Since the values for the output cells are calculated according to the relative position and the value of the input cells, bilinear interpolation is preferred for data where the location from a known point or phenomenon determines the value assigned to the cell (that is, continuous surfaces). Elevation, slope, intensity of noise from an airport, and salinity of the groundwater near an estuary are all phenomena represented as continuous surfaces and are most appropriately resampled using bilinear interpolation.
Cubic convolution is similar to bilinear interpolation except that the weighted average is calculated from the 16 nearest input cell centers and their values.
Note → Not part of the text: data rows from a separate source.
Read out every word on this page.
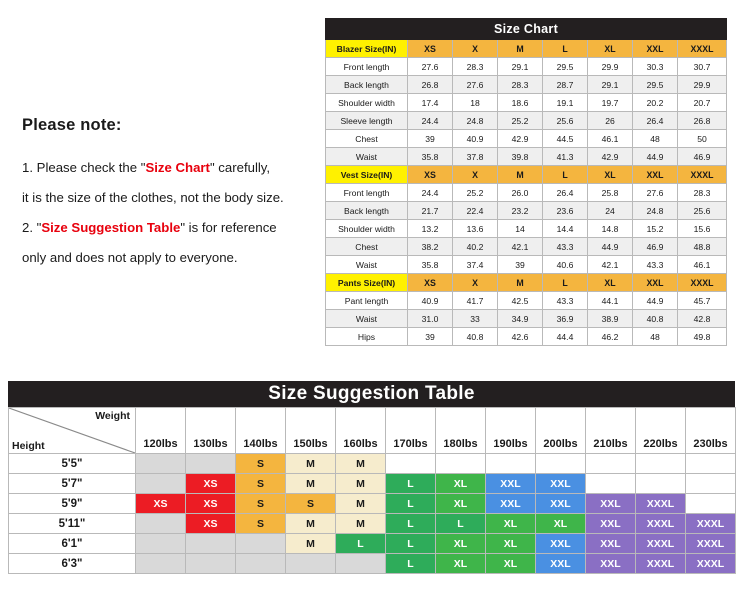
Please note:
1. Please check the "Size Chart" carefully,
it is the size of the clothes, not the body size.
2. "Size Suggestion Table" is for reference
only and does not apply to everyone.
Size Chart							
Blazer Size(IN)	XS	X	M	L	XL	XXL	XXXL
Front length	27.6	28.3	29.1	29.5	29.9	30.3	30.7
Back length	26.8	27.6	28.3	28.7	29.1	29.5	29.9
Shoulder width	17.4	18	18.6	19.1	19.7	20.2	20.7
Sleeve length	24.4	24.8	25.2	25.6	26	26.4	26.8
Chest	39	40.9	42.9	44.5	46.1	48	50
Waist	35.8	37.8	39.8	41.3	42.9	44.9	46.9
Vest Size(IN)	XS	X	M	L	XL	XXL	XXXL
Front length	24.4	25.2	26.0	26.4	25.8	27.6	28.3
Back length	21.7	22.4	23.2	23.6	24	24.8	25.6
Shoulder width	13.2	13.6	14	14.4	14.8	15.2	15.6
Chest	38.2	40.2	42.1	43.3	44.9	46.9	48.8
Waist	35.8	37.4	39	40.6	42.1	43.3	46.1
Pants Size(IN)	XS	X	M	L	XL	XXL	XXXL
Pant length	40.9	41.7	42.5	43.3	44.1	44.9	45.7
Waist	31.0	33	34.9	36.9	38.9	40.8	42.8
Hips	39	40.8	42.6	44.4	46.2	48	49.8
Size Suggestion Table
Weight
Height	120lbs	130lbs	140lbs	150lbs	160lbs	170lbs	180lbs	190lbs	200lbs	210lbs	220lbs	230lbs
5'5"			S	M	M							
5'7"		XS	S	M	M	L	XL	XXL	XXL			
5'9"	XS	XS	S	S	M	L	XL	XXL	XXL	XXL	XXXL	
5'11"		XS	S	M	M	L	L	XL	XL	XXL	XXXL	XXXL
6'1"				M	L	L	XL	XL	XXL	XXL	XXXL	XXXL
6'3"						L	XL	XL	XXL	XXL	XXXL	XXXL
The following illustration demonstrates how the output value is calculated for cubic convolution. The 16 input cell centers (orange points) nearest to the processing cell center (red point) are identified, the weighted average is calculated, and the resulting value is assigned as the output value for the processing cell (shaded yellow).
Cubic convolution will have a tendency to sharpen the edges of the data more than bilinear interpolation since more cells are involved in the calculation of the output value.
Resampling and data types
Bilinear interpolation or cubic convolution should not be used on categorical data since the categories will not be maintained in the output raster dataset. However, all three techniques can be applied to continuous data, with nearest neighbor producing a blocky output, bilinear interpolation producing smoother results, and cubic convolution producing the sharpest.